En una de las islas del archipiélago de Filipinas
vivían juntas siete hermanas. El clima era agradable, el aire tibio, las orquideas
se abrían como flores silvestres, pero las muchachas eran huérfanas, muy pobres,
y tenían que trabajar muy duramente para comer. La mayor era la jefa de la
familia y todas la
obedecían. Cada una se encargaba de una tarea. Una limpiaba
la casa, otra traía el agua del manantial, otra cocinaba y las demás trabajaban en la huerta y cuidaban las gallinas y las
cabras.
El trabajo más pesado de todos, cortar leña y traerla
a casa para mantener el fuego siempre encendido, le había tocado a Mariquita,
la más pequeña. Era una tarea agotadora y la pobrecita apenas si lograba
cumplirla. Al mediodía volvía a casa agobiada bajo su pesada carga, separaba en
dos pilas los leños de las astillas y alimentaba el fuego. Después salía de la
casa, se tumbaba a la sombra de un árbol y se quedaba profundamente dormida.
Así era su vida, igual día tras día.
Lo único que le daba alegría era su relación con los
animales del bosque.
Desde los pájaros hasta las mismas culebras, todos
parecían alegrarse a su paso y comían sin temor de su mano.
Una mañana de mucho calor, mientras cruzaba el arroyo
para volver a su cabaña, el agua le resultó tan fresca y tentadora que le
dieron ganas de bañarse, aunque tuviera que renunciar a su siesta. Y así lo
hizo. Mientras jugaba y se divertía en el agua, la muchacha vio un pececito
bellísimo, que tenía todos los colores del arco iris.
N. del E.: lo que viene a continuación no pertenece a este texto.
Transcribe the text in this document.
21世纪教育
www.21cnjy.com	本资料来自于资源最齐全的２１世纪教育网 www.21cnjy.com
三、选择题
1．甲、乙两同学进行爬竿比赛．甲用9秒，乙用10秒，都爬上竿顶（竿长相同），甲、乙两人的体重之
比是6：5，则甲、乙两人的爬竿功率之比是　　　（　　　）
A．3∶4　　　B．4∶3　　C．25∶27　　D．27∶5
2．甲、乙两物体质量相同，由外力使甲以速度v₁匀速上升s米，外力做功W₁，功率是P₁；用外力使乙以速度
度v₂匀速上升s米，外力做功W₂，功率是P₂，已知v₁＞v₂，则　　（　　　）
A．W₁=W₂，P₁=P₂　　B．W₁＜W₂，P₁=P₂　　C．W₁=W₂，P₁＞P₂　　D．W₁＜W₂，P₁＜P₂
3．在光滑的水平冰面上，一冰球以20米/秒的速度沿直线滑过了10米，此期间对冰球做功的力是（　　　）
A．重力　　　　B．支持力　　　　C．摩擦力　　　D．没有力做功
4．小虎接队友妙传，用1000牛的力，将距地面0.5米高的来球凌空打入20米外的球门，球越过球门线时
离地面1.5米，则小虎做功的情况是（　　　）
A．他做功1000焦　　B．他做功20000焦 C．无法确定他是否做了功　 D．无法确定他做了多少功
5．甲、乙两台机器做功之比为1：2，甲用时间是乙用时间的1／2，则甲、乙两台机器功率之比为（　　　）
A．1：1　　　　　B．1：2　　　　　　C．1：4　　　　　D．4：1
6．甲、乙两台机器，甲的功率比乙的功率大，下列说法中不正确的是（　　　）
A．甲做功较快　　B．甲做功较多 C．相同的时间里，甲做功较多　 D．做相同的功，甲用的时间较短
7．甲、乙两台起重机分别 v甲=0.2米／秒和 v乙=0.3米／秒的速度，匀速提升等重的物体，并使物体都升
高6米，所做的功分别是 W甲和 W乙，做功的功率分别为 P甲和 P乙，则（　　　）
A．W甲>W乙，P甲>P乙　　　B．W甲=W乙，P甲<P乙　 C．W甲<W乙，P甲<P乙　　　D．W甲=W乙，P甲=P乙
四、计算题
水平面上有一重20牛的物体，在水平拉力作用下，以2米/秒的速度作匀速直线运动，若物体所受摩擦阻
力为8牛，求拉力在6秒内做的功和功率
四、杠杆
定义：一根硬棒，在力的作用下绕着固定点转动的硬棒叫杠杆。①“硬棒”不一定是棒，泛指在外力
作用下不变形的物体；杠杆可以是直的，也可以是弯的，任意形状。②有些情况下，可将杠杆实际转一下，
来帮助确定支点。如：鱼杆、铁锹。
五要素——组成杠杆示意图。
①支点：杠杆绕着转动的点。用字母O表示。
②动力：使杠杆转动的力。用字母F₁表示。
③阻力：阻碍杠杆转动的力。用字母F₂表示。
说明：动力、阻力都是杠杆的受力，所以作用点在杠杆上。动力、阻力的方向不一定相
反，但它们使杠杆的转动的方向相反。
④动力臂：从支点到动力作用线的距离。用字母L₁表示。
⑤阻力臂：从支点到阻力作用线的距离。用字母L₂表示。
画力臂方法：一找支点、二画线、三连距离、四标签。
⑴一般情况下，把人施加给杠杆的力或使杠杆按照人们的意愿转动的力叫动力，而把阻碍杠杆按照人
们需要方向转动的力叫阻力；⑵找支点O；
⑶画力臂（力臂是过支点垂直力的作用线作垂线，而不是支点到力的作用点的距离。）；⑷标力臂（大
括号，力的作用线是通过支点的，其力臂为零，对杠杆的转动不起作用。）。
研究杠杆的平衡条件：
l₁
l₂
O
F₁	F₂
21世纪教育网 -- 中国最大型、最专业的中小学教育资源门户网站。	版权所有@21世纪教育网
Intentó atraparlo,
pensando que sería casi imposible, pero el pececito parecía saber que no tenía
nada que temer de ella. De un solo manotón, lo tuvo en su mano.
Mariquita conocía una especie de estanque natural que
el agua había excavado en las rocas muy cerca de allí, y pensó que ese podía
ser un buen lugar para conservar a su nueva mascota. Corrió a toda velocidad
con el pececito en la mano y pudo ponerlo otra vez a salvo en el agua.
Cuando llegó a su casa, estaban sirviendo la comida. Por cierto, no
había mucho para elegir. La hermana mayor repartió las siete modestas porciones
de carne con arroz. La más pequeña no comió toda su parte, sino que reservó
algunos granos de arroz para su nuevo amigo. En cuanto pudo, corrió hacia el
estanque y fue arroján-dolos en el agua. El pececito se los tragó con mucho
apetito.
Mariquita no le contó nada a sus hermanas. Pero desde
entonces, todos los días después de la comida, corría a alimentar a su amigo.
Al principio, bastaba con unos granitos de arroz. Pero así, bien alimentado, el
pez empezó a crecer. En cuanto escuchaba la voz de Mariquita, que siempre tenía
una canción en los labios, saltaba de alegría asomando sus aletas fuera del
agua. Se convirtió en un pez enorme y cada vez necesitaba más y más comida.
Pronto Mariquita tuvo que darle la mitad de su plato. A ella no le importaba
pasar hambre con tal de verlo feliz, pero estaba cada vez más delgada y ahora
se tambaleaba bajo el peso de la leña.
Las hermanas no le prestaban mucha atención y
probablemente no se habrían dado cuenta de nada si no hubiera sido porque
Mariquita ya no podía cumplir con su trabajo como antes y la leña no alcanzaba.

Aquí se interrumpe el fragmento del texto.